Avoir laissé passer l’occasion, ne pas avoir entrepris par peur ou par paresse, voilà ce qui fait souffrir plus que tout un esprit magnanime. Pour le magnanime, le mal ce n’est pas le mal que font les autres, c’est le bien que lui, personnellement, ne fait pas. Un cœur magnanime ne craint pas l’erreur : il craint l’inaction.

Martin Luther King était un mélancolique audacieux. Ses crises régulières de mélancolie ne l’empêchèrent de surmonter ses peurs et de se lancer dans l’action. Cet homme profondément contemplatif fut le premier à lutter de manière soutenue pour les droits des citoyens noirs aux Etats-Unis. Il organisa la marche vers Washington pour le travail et la liberté qui fut un énorme succès. Plus de 250 000 personnes de toutes les ethnies se réunirent le 28 août 1963 face au Lincoln Memorial, dans ce qui fut la plus grande manifestation ayant eu lieu à cette date dans l’histoire de la capitale américaine.

Le point culminant de cette marche fut le discours de King « I have a dream ». Cette déclaration est considérée comme un des meilleurs discours de l’histoire américaine. King improvisa: « Je vous le dis ici et maintenant, mes amis, bien que, oui, bien que nous ayons à faire face à des difficultés aujourd’hui et demain je fais toujours ce rêve : c’est un rêve profondément ancré dans l’idéal américain. Je rêve que, un jour, notre pays se lèvera et vivra pleinement la véritable réalité de son credo :  “Nous tenons ces vérités pour évidentes par elles-mêmes que tous les hommes sont créés égaux” ».

Martin Luther King nous dit que le leadership commence par le rêve.

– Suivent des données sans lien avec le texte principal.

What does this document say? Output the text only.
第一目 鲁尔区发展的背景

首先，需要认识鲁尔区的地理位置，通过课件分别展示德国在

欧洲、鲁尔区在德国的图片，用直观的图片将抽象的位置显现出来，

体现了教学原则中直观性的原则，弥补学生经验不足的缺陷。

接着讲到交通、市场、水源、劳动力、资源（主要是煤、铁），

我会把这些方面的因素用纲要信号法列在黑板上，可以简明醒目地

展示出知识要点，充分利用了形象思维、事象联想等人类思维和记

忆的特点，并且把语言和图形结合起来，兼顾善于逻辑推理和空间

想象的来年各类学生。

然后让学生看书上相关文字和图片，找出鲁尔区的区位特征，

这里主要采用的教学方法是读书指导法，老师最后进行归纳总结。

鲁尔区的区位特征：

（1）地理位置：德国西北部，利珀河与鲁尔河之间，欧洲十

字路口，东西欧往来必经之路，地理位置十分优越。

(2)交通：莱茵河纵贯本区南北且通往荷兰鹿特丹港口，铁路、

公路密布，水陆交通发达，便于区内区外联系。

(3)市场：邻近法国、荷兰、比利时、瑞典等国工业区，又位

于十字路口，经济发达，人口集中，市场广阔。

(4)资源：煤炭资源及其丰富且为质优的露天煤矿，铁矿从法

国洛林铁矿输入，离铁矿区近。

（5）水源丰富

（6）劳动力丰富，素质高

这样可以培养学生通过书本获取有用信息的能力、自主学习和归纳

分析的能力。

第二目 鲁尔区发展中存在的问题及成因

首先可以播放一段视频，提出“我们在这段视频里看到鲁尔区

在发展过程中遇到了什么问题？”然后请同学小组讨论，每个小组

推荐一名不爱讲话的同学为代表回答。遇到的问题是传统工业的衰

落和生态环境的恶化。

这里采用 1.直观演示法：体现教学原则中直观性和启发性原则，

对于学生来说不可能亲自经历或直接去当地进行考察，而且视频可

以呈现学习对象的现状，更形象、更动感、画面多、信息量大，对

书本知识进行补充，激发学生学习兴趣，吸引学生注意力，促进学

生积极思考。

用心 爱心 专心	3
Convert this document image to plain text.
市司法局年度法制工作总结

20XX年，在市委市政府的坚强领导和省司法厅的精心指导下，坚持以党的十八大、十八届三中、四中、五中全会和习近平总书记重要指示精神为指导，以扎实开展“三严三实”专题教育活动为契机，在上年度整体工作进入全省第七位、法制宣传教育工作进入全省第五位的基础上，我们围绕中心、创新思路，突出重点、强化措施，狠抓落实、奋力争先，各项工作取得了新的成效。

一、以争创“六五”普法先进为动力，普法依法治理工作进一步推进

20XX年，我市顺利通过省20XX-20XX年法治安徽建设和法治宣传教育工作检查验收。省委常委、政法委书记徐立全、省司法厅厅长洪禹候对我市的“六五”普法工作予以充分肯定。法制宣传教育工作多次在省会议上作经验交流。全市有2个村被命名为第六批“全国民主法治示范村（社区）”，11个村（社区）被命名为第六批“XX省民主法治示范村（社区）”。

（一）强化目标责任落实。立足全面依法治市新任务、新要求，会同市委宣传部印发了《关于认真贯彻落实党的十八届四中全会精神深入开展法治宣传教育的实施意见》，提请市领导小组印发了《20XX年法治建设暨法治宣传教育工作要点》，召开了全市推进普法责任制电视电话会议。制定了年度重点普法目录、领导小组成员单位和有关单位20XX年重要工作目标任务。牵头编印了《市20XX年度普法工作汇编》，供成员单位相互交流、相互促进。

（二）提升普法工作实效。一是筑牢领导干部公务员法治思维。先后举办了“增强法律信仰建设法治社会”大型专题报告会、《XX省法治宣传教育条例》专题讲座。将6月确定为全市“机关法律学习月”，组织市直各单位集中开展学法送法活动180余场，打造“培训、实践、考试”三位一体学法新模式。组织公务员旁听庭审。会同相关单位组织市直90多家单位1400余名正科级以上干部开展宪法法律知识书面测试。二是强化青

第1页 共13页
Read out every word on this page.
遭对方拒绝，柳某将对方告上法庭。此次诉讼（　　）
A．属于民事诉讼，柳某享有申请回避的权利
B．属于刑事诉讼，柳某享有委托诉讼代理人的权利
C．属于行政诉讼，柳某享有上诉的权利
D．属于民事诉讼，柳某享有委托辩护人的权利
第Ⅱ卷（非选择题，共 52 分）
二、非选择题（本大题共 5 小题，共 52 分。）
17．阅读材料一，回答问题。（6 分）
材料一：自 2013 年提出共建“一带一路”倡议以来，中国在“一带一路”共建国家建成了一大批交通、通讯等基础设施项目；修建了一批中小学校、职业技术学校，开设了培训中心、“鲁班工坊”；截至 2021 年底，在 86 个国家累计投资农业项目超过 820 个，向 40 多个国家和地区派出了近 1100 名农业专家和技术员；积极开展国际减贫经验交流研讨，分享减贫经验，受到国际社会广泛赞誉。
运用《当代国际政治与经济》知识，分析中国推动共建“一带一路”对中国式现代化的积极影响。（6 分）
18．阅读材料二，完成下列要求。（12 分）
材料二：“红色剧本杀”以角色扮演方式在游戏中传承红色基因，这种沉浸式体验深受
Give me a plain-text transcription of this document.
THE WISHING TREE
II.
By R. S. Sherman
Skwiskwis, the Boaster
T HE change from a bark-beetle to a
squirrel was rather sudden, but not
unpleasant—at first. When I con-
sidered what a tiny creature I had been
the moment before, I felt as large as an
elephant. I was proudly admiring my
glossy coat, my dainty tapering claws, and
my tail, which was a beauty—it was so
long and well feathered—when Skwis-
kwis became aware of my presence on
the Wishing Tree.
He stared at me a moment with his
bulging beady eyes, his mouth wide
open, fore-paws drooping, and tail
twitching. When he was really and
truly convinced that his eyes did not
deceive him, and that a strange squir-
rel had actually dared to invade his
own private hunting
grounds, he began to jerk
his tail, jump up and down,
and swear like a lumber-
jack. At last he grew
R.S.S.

Le rêve est en effet l’essence de la magnanimité. Les leaders sont des rêveurs dont les rêves se traduisent en action. Le rêve du pusillanime est une chimère. Le rêve du magnanime est une réalité : il est dirigé vers l’action.

Le 3 avril 1968, la veille de son assassinat, King il prononça un discours poignant aux résonnances prémonitoires : « Je ne sais pas ce qui va arriver maintenant. Nous avons devant nous des journées difficiles. Mais peu m’importe ce qui va m’arriver, car je suis allé jusqu’au sommet de la montagne. Je ne m’inquiète plus. Comme tout le monde, je voudrais vivre longtemps. La longévité a son prix. Mais je ne m’en soucie guère. Je veux simplement que la volonté de Dieu soit faite. Et il m’a permis d’atteindre le sommet de la montagne. J’ai regardé autour de moi. Et j’ai vu la Terre promise. Il se peut que je n’y pénètre pas avec vous. Mais je veux vous faire savoir, ce soir, que notre peuple atteindra la Terre promise. Je suis heureux, ce soir. Je ne m’inquiète de rien. Je ne crains aucun homme. Mes yeux ont vu la gloire de la venue du Seigneur. »

Martin Luther King fut un rêveur et un acteur, un homme de grandeur et de service. Il infusa dans le cœur de chaque noir américain un sens élevé de sa dignité propre. Et c’est bien en cela que constitue le leadership.